- Poster for the film
- Directed by: Stuart Paton
- Written by: George Morgan
- Produced by: Louis Weiss
- Starring: Kane Richmond Blanche Mehaffey
- Cinematography: Roland Price
- Edited by: Charles Craft
- Production companies: Weiss Productions, Inc.
- Distributed by: Stage and Screen Productions, Inc.
- Release date: November 1935 (US);
- Running time: 60 minutes
- Country: United States
- Language: English

= The Silent Code =

The Silent Code is a 1935 American Western film written by George Morgan and directed by Stuart Paton. It was the third of a scheduled six films in the "Morton of the Mounties" series, although this would be the last one made. The first two, Courage of the North and Timber Terrors starred John Preston in the title role. This film saw Kane Richmond take over the lead, co-starring with Blanche Mehaffey.

Filming on the picture was completed in March 1935, and was originally scheduled to be released in mid-May. However, the release was delayed until November 1935. The Chicago Legion of Decency gave the film a Class A rating, meaning that it was suitable for the entire family.

The has been released on DVD by Oldies.com, paired with the film, Man's Best friend.

==Plot==
When the Canadian Mountie Jerry Hale is sent to a remote outpost, he meets his old sweetheart, Helen Brent, who is living their with her uncle, Peter Barkley. Helen's father, Nathan, is off prospecting. As they renew their relationship, it becomes clear that the letters which Jerry has been sending to Helen have been intercepted and destroyed by Barkley. When her father returns from prospecting, he makes it known that he has a map to his gold strike. He moves into his cabin, but is killed by Lobo, one of Barkley's gang, who steals the map. During the attack, Lobo drops several Indian beads near Nathan's body. Barkley frames Jerry for the murder, and he is arrested and thrown in jail. While there, Helen visits him and vents her disgust with him, believing that he did kill her father.

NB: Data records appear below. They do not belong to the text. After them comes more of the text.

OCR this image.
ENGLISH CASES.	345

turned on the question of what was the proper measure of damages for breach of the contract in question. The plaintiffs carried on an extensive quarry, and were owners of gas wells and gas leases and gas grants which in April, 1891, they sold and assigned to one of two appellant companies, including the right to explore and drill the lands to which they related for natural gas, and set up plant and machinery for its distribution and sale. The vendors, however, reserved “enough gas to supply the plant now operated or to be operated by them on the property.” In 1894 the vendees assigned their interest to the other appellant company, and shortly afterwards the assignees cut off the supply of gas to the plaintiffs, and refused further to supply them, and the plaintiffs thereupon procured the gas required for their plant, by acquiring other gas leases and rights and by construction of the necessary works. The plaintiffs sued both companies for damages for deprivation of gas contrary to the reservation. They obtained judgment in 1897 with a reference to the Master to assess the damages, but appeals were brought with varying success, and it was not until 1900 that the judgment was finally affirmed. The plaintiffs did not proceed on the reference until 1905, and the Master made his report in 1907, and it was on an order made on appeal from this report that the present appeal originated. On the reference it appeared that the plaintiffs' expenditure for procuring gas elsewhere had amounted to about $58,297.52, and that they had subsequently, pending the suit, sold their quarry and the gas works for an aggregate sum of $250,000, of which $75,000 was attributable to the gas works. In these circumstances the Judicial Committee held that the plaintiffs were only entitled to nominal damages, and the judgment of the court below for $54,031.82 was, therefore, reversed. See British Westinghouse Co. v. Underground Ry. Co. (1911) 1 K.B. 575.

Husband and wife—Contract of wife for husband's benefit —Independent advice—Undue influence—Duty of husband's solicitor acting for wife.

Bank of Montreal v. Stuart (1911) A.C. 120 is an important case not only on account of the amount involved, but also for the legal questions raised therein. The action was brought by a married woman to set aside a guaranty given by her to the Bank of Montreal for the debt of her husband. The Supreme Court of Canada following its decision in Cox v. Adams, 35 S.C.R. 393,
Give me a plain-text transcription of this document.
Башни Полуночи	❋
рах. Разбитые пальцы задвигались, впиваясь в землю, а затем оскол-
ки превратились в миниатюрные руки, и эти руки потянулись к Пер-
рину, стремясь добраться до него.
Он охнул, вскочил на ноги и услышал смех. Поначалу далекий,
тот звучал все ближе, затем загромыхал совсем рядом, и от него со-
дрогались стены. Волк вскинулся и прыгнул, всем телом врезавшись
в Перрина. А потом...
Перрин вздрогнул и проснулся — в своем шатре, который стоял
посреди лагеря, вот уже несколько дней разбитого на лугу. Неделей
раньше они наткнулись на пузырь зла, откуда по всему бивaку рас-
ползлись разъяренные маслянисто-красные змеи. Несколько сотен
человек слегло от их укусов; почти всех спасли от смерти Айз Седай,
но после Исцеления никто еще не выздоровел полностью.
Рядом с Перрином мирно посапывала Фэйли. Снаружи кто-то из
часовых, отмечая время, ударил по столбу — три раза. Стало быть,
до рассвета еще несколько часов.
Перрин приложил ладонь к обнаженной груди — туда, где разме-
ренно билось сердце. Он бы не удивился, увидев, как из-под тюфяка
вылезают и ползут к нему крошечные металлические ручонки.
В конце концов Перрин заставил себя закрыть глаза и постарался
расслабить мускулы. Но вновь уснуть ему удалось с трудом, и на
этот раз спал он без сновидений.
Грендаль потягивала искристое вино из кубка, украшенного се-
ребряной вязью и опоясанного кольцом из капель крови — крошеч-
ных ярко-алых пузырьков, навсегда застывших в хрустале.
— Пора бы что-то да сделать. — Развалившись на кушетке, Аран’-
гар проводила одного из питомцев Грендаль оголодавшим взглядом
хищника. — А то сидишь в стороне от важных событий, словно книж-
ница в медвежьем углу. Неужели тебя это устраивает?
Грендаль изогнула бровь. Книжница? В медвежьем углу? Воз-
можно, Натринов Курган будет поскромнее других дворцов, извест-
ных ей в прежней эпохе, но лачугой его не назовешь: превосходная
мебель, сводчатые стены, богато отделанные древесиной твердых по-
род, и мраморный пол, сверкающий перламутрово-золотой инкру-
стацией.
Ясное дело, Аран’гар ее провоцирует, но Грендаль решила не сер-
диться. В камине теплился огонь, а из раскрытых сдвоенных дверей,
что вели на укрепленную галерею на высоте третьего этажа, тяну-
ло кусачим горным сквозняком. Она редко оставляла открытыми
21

The beads which Lobo dropped during the murder are eventually tracked back to him, after which Helen helps Jerry escape, and he rides off to get help from the Mounties. He tells Helen to wait in her father's cabin. While there, Barkley stops by and is confronted by Helen. The two begin to fight, Lobo watches, and kills Barkley with his knife. Jerry and the Mounties arrive and arrest Lobo and the rest of Barkley's gang, and Jerry is officially cleared. As all is well, Helen's dog Rex discovers that Nathan has hidden gold from his mining claim beneath the floor boards in his cabin.